Лицо Степана Владимирыча побледнело, руки затряслись: он снял картуз и
перекрестился. Вспомнилась ему евангельская притча о блудном сыне,
возвращающемся домой, но он тотчас же понял, что, в применении к нему,
подобные воспоминания составляют только одно обольщение. Наконец он отыскал
глазами поставленный близ дороги межевой столб и очутился на головлевской
земле, на той постылой земле, которая родила его постылым, вскормила
постылым, выпустила постылым на все четыре стороны и теперь, постылого же,
вновь принимает его в свое лоно. Солнце стояло уже высоко и беспощадно
палило бесконечные головлевские поля. Но он бледнел все больше и больше и
чувствовал, что его начинает знобить.
Наконец он дошел до погоста, и тут бодрость окончательно оставила его.

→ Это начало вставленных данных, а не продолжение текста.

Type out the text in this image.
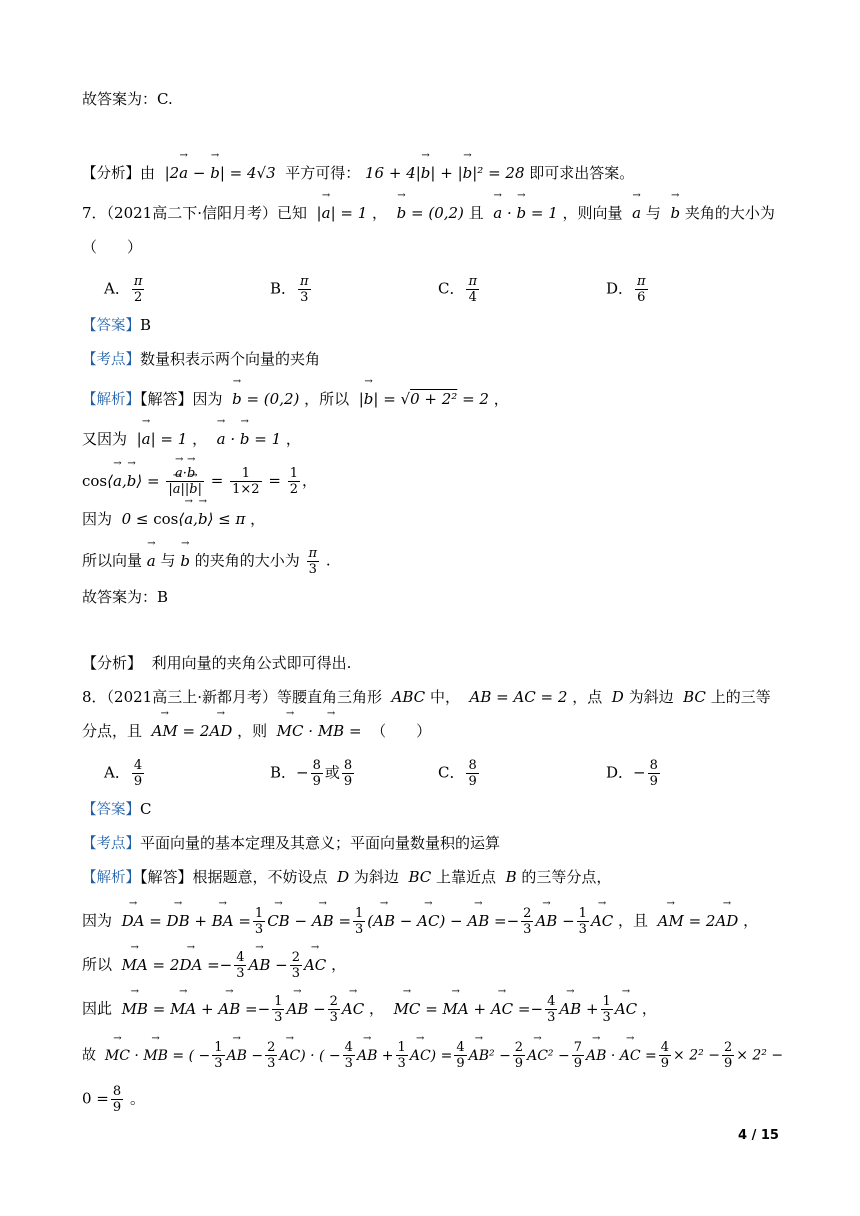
故答案为：C.
【分析】由  |2→ a − → b| = 4√3  平方可得： 16 + 4|→ b| + |→ b|² = 28 即可求出答案。
7．（2021高二下·信阳月考）已知  |→ a| = 1 ， → b = (0,2) 且 → a · → b = 1 ，则向量 → a 与 → b 夹角的大小为
（　　）
A． $\frac{\pi}{2}$	B． $\frac{\pi}{3}$	C． $\frac{\pi}{4}$	D． $\frac{\pi}{6}$
【答案】B
【考点】数量积表示两个向量的夹角
【解析】【解答】因为 → b = (0,2) ，所以  |→ b| = √0 + 2² = 2 ，
又因为  |→ a| = 1 ，  → a · → b = 1 ，
cos⟨→ a,→ b⟩ = → $\frac{a\cdot\to b}{|\to a||\to b|} = \frac{1}{1\times 2} = \frac{1}{2}$ ，
因为  0 ≤ cos⟨→ a,→ b⟩ ≤ π ，
所以向量 → a 与 → b 的夹角的大小为 $\frac{\pi}{3}$ .
故答案为：B
【分析】 利用向量的夹角公式即可得出.
8．（2021高三上·新都月考）等腰直角三角形  ABC 中，  AB = AC = 2 ，点  D 为斜边  BC 上的三等
分点，且 → AM = 2→ AD ，则 → MC · → MB =  （　　）
A． $\frac{4}{9}$	B．− $\frac{8}{9}$ 或 $\frac{8}{9}$	C． $\frac{8}{9}$	D．− $\frac{8}{9}$
【答案】C
【考点】平面向量的基本定理及其意义；平面向量数量积的运算
【解析】【解答】根据题意，不妨设点  D 为斜边  BC 上靠近点  B 的三等分点，
因为 → DA = → DB + → BA = $\frac{1}{3}$ → CB − → AB = $\frac{1}{3}$ (→ AB − → AC) − → AB =− $\frac{2}{3}$ → AB − $\frac{1}{3}$ → AC ，且 → AM = 2→ AD ，
所以 → MA = 2→ DA =− $\frac{4}{3}$ → AB − $\frac{2}{3}$ → AC ，
因此 → MB = → MA + → AB =− $\frac{1}{3}$ → AB − $\frac{2}{3}$ → AC ，  → MC = → MA + → AC =− $\frac{4}{3}$ → AB + $\frac{1}{3}$ → AC ，
故 → MC · → MB = ( − $\frac{1}{3}$ → AB − $\frac{2}{3} \to AC$) · ( − $\frac{4}{3}$ → AB + $\frac{1}{3} \to AC) = \frac{4}{9} \to AB^2 - \frac{2}{9} \to AC^2 - \frac{7}{9}$ → AB · → AC = $\frac{4}{9} \times 2^2 - \frac{2}{9} \times 2^2$ −
$0 = \frac{8}{9}$ 。
4 / 15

Барская усадьба смотрела из-за деревьев так мирно, словно в ней не
происходило ничего особенного; но на него ее вид произвел действие медузиной
головы. Там чудился ему гроб. Гроб! гроб! гроб! - повторял он бессознательно
про себя. И не решился-таки идти прямо в усадьбу, а зашел прежде к
священнику и послал его известить о своем приходе и узнать, примет ли его
маменька.
Попадья при виде его закручинилась и захлопотала об яичнице;
деревенские мальчишки столпились вокруг него и смотрели на барина
изумленными глазами; мужики, проходя мимо, молча снимали шапки и как-то
загадочно взглядывали на него; какой-то старик-дворовый даже подбежал и
попросил у барина ручку поцеловать. Все понимали, что перед ними постылый,
который пришел в постылое место, пришел навсегда, и нет для него отсюда
выхода, кроме как ногами вперед на погост. И всем делалось в одно и то же
время и жалко и жутко.
Наконец поп пришел и сказал, что "маменька готовы принять" Степана
Владимирыча. Через десять минут он был уже там. Арина Петровна встретила его
торжественно-строго и смерила с ног до головы ледяным взглядом; но никаких
бесполезных упреков не позволила себе. И в комнаты не допустила, а так на
девичьем крыльце свиделась и рассталась, приказав проводить молодого барина
через другое крыльцо к папеньке. Старик дремал в постели, покрытый белым
одеялом, в белом колпаке, весь белый, словно мертвец. Увидевши его, он
проснулся и идиотски захохотал.
- Что, голубчик! попался к ведьме в лапы! - крикнул он, покуда Степан
Владимирыч целовал его руку. Потом крикнул петухом, опять захохотал и
несколько раз сряду повторил: - съест!